Make sure to read the Developer Guide first.
Before submitting a PR, consider opening a discussion first about the change you want to make. There's nothing more frustrating for you as well as for the project maintainers for someone to submit a huge diff and ultimately it be rejected due to heading in the wrong direction for the project's goals.
New changes will almost always require corresponding unit tests and likely updates to documentation as well. Please be prepared to provide those, as the project aims to maintain a high standard for code quality and maintainability.
Otherwise, happy hacking and thanks for contributing!

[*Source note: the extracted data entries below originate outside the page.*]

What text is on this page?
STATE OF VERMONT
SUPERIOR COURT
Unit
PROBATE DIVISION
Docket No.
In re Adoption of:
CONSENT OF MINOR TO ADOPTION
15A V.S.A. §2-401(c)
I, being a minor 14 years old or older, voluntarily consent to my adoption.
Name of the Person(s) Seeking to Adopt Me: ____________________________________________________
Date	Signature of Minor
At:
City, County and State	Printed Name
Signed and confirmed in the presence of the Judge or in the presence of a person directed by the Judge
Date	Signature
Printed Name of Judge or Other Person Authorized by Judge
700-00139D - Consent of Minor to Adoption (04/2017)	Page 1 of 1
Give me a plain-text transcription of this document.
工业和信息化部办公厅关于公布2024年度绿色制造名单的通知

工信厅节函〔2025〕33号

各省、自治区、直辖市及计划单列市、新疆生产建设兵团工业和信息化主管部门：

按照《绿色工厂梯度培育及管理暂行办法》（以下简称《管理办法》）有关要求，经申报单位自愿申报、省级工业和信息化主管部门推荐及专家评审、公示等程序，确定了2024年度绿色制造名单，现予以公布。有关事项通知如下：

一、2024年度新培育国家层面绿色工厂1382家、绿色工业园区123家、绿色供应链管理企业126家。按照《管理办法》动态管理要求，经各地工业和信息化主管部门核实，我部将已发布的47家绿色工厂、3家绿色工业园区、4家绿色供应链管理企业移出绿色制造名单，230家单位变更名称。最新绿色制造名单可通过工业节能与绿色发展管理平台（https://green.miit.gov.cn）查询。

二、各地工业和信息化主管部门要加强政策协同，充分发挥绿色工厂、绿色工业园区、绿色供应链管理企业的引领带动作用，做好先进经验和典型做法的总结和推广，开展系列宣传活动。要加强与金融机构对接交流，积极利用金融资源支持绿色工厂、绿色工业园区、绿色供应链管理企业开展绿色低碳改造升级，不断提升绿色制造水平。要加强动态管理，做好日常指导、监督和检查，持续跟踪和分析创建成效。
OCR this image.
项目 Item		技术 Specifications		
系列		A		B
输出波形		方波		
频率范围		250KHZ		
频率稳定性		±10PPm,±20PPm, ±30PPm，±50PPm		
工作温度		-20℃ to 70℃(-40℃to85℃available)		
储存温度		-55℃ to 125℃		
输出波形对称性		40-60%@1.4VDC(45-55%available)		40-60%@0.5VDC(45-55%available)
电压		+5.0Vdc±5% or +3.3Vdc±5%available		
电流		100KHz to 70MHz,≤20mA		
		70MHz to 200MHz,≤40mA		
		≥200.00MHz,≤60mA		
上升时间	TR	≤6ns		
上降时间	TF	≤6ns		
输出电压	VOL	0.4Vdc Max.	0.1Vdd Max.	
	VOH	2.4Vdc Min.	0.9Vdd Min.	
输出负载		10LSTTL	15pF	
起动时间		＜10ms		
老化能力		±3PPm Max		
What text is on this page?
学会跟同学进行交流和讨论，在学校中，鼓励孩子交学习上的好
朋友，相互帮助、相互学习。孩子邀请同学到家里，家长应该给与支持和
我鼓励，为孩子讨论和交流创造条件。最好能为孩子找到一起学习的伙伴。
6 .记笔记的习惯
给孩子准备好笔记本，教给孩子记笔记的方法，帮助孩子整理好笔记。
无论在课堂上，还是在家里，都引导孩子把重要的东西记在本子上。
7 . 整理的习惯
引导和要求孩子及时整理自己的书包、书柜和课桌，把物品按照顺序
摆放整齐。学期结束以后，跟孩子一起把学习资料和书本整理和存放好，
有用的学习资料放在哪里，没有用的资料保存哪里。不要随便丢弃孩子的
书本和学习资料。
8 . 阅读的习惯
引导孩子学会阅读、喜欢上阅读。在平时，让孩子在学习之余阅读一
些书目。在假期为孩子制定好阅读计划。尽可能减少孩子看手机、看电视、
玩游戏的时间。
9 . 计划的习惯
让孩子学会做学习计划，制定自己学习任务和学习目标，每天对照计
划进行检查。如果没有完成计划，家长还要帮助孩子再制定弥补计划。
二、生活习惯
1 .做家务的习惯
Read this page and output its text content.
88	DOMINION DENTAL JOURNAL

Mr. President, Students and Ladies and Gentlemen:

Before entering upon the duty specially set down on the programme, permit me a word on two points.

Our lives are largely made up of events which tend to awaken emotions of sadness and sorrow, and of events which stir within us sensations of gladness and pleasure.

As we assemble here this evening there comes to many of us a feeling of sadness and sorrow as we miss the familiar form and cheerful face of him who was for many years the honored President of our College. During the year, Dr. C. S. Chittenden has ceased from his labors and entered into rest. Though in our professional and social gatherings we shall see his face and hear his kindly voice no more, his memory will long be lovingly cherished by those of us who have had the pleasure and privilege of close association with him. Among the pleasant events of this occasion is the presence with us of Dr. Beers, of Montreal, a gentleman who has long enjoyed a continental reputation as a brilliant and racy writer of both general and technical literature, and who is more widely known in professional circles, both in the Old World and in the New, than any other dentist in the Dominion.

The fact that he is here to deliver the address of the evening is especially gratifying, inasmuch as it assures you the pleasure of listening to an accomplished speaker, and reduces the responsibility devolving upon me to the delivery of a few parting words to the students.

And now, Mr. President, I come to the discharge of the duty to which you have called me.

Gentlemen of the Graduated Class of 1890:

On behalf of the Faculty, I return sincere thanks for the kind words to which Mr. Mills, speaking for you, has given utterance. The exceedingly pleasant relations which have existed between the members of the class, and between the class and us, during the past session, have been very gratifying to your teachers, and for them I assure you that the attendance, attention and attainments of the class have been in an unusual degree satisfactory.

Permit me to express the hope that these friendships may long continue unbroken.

CI builds are run with high warnings levels. It's highly recommended that you run locally with those same settings to avoid long iteration cycles of uploading changes and finding they break the CI build. You can use CMake's presets functionality with some of the presets included in the CMakePresets.json file. Customize them for your local system by creating a CMakeUserPresets.json file locally and inheriting your configurations from one of the project-level presets.
The project's coding standards are loosely based on the LLVM Coding Standards with some exceptions. A non-exhaustive list is as follows:
- Column width is 100
- Functions, parameters, and local variables are lowerCase named instead of UpperCase named.
- Header ifdef guards are not used -- #pragma once is sufficient
- Exceptions are permitted, though not necessarily encouraged
In general the existing code is pretty consistent so please try to follow the patterns you see when making changes.
All proposed changes must be run through clang-format with the project's local settings as well as pass pre-commit checks. Most editors can be configured to run clang-format for you automatically. Additionally as a helpful hint, you can "install" pre-commit hooks into your local checkout and have them run automatically on every commit so that you don't forget:
pip install pre-commit
pre-commit install
All documentation should adhere to the Google Developer Documentation Style Guide.
By submitting a pull request or a patch, you represent that you have the right to license your contribution to the slang project owners and the community, agree that your contributions are licensed under the slang license, and agree to future changes to the licensing.